While the West struggles with expanding its existing aviation infrastructure, the construction of new airports is proceeding at breakneck speed across the developing world. Future Airport examines whether the building work marks a sea change in how and where we fly, or if it’s just a flash in the pan.
On 11 June, Beijing Capital International Airport announced that it would be renovating one of its runways. This particular strip of asphalt had, after all, not seen any systematic repairs since 1996. The catch was that since the runway would be out of service for some time, a number of flights would have to be diverted or cancelled – around 200 of them.
These numbers make the concerns over the recommendation for a third runway at London Heathrow seem pedestrian – until you consider that construction work for new airports is under way across the developing world. With analysts at Airbus and Boeing predicting that air traffic will double within the next 15 years, the race is now on among emerging markets to transform their portfolio of national airports into global hubs.
Most of this growth can be seen in China, with 30 additional inland airports planned and another 60 undergoing expansion or comprehensive repair work. As Chinese tourists venture in greater numbers on trips at home and abroad, pressure has grown on the country’s 200 airports to service an increasing demand among its travellers to be able to conveniently reach the destination of their choice. Most investment in airports is therefore designed to curb the pressures of overcapacity afflicting many of China’s existing hubs. After years of neglect and comparative isolation from the rest of the world, inland hubs like Chongqing and Mangshi are finally defining themselves as termini for the world’s great flight paths.

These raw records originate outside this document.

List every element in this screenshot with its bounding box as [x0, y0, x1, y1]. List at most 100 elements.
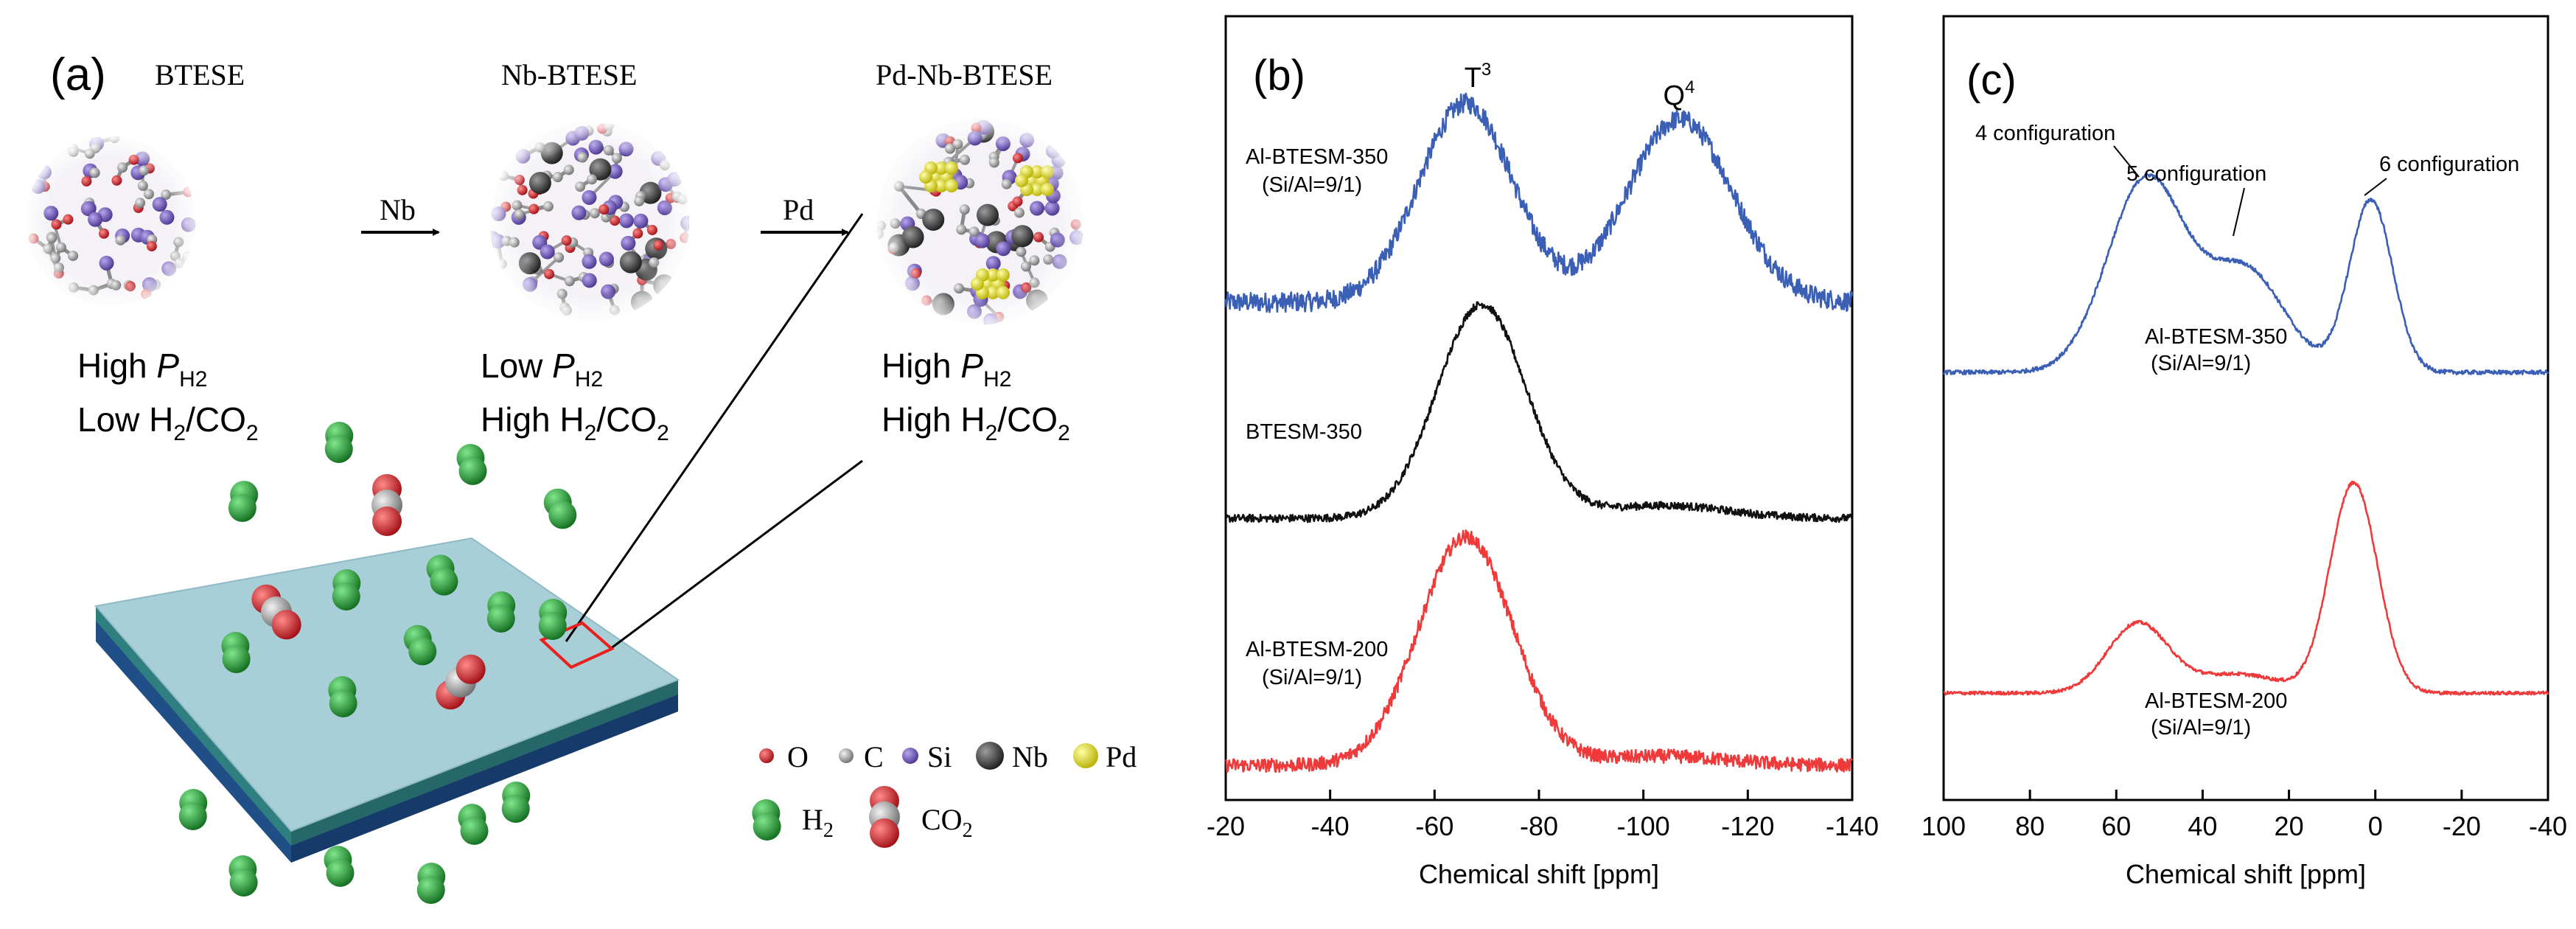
peak-label-t3: T3	[1465, 60, 1492, 94]
hydrogen-atom	[461, 817, 489, 845]
btese-selectivity: Low H2/CO2	[77, 400, 259, 445]
legend-c-marker	[839, 748, 854, 763]
legend-si-marker	[902, 748, 918, 764]
panel-a-label: (a)	[50, 49, 106, 100]
hydrogen-atom	[548, 501, 576, 529]
panel-a: (a) BTESE Nb-BTESE Pd-Nb-BTESE Nb Pd Hig…	[26, 49, 1137, 904]
nb-btese-selectivity: High H2/CO2	[481, 400, 669, 445]
hydrogen-atom	[228, 494, 256, 522]
panel-c-tick-label: 60	[2101, 811, 2131, 841]
legend-co2-marker	[869, 786, 900, 848]
legend-c: C	[864, 740, 884, 773]
panel-b-label: (b)	[1253, 52, 1305, 100]
panel-c-tick-label: 0	[2368, 811, 2383, 841]
hydrogen-atom	[430, 568, 458, 596]
arrow-nb-label: Nb	[380, 193, 416, 226]
panel-b-tick-label: -100	[1617, 811, 1670, 841]
legend-pd-marker	[1073, 743, 1098, 768]
series-label-al-btesm-350: Al-BTESM-350	[2145, 325, 2287, 349]
panel-c-tick-label: -40	[2529, 811, 2567, 841]
panel-c-series	[1944, 173, 2548, 695]
nb-btese-structure	[485, 120, 695, 321]
structure-fade	[490, 122, 689, 321]
oxygen-atom	[870, 818, 899, 848]
structure-title-nb-btese: Nb-BTESE	[501, 58, 637, 91]
hydrogen-atom	[223, 645, 251, 673]
hydrogen-atom	[539, 612, 567, 640]
legend-nb: Nb	[1012, 740, 1048, 773]
arrow-pd-label: Pd	[783, 193, 814, 226]
oxygen-atom	[372, 507, 402, 536]
oxygen-atom	[456, 655, 486, 684]
legend-pd: Pd	[1106, 740, 1137, 773]
legend-co2: CO2	[921, 803, 973, 842]
panel-b-tick-label: -40	[1311, 811, 1350, 841]
panel-c-annotations: 4 configuration 5 configuration 6 config…	[1975, 122, 2519, 236]
hydrogen-atom	[459, 457, 487, 485]
oxygen-atom	[272, 610, 301, 639]
annotation-4-configuration: 4 configuration	[1975, 122, 2115, 145]
panel-b-tick-label: -20	[1207, 811, 1245, 841]
series-label-al-btesm-200: Al-BTESM-200	[1246, 638, 1388, 661]
hydrogen-atom	[502, 795, 530, 823]
hydrogen-atom	[332, 582, 360, 610]
legend-nb-marker	[976, 742, 1004, 770]
spectrum-btesm-350-panel-b	[1226, 302, 1852, 522]
structure-title-pd-nb-btese: Pd-Nb-BTESE	[876, 58, 1053, 91]
panel-c-tick-label: 80	[2015, 811, 2045, 841]
spectrum-al-btesm-350-panel-b	[1226, 94, 1852, 312]
panel-b-tick-label: -140	[1826, 811, 1879, 841]
hydrogen-atom	[417, 876, 445, 904]
panel-b: (b) -20 -40 -60 -80 -100 -120 -140 Chemical sh…	[1207, 16, 1879, 889]
panel-c-tick-label: 20	[2275, 811, 2304, 841]
peak-label-q4: Q4	[1664, 77, 1695, 111]
legend-o: O	[787, 740, 809, 773]
structure-title-btese: BTESE	[155, 58, 245, 91]
hydrogen-atom	[327, 859, 355, 887]
hydrogen-atom	[325, 435, 353, 463]
hydrogen-atom	[487, 605, 515, 633]
annotation-5-configuration: 5 configuration	[2126, 162, 2266, 186]
legend-h2: H2	[802, 803, 834, 842]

Beyond China, emerging markets are now looking toward aviation as a diversifying influence in economies previously defined by stagnant growth. To that end, hubs with state-of-the-art facilities anticipating annual capacity of hundreds of millions as the new normal are currently being built in Istanbul, Cairo and Delhi. Part economic investment and part exercise in national prestige, these airports predicate a generational shift of air traffic eastwards from its previous centre in Europe and North America.
The UAE’s ‘World Central Airport’ exemplifies this attitude. With capacity that exceeds that of London’s five constellation airports combined, Abu Dhabi is gambling that its natural advantage in being located between Asia and Europe will allow the economy to diversify from the benefits of becoming a global destination as well as a thoroughfare. Amid stiff aviation competition from neighbours like Qatar and Bahrain, it appears a bold investment – a boldness that, for the moment, Western governments seemingly lack.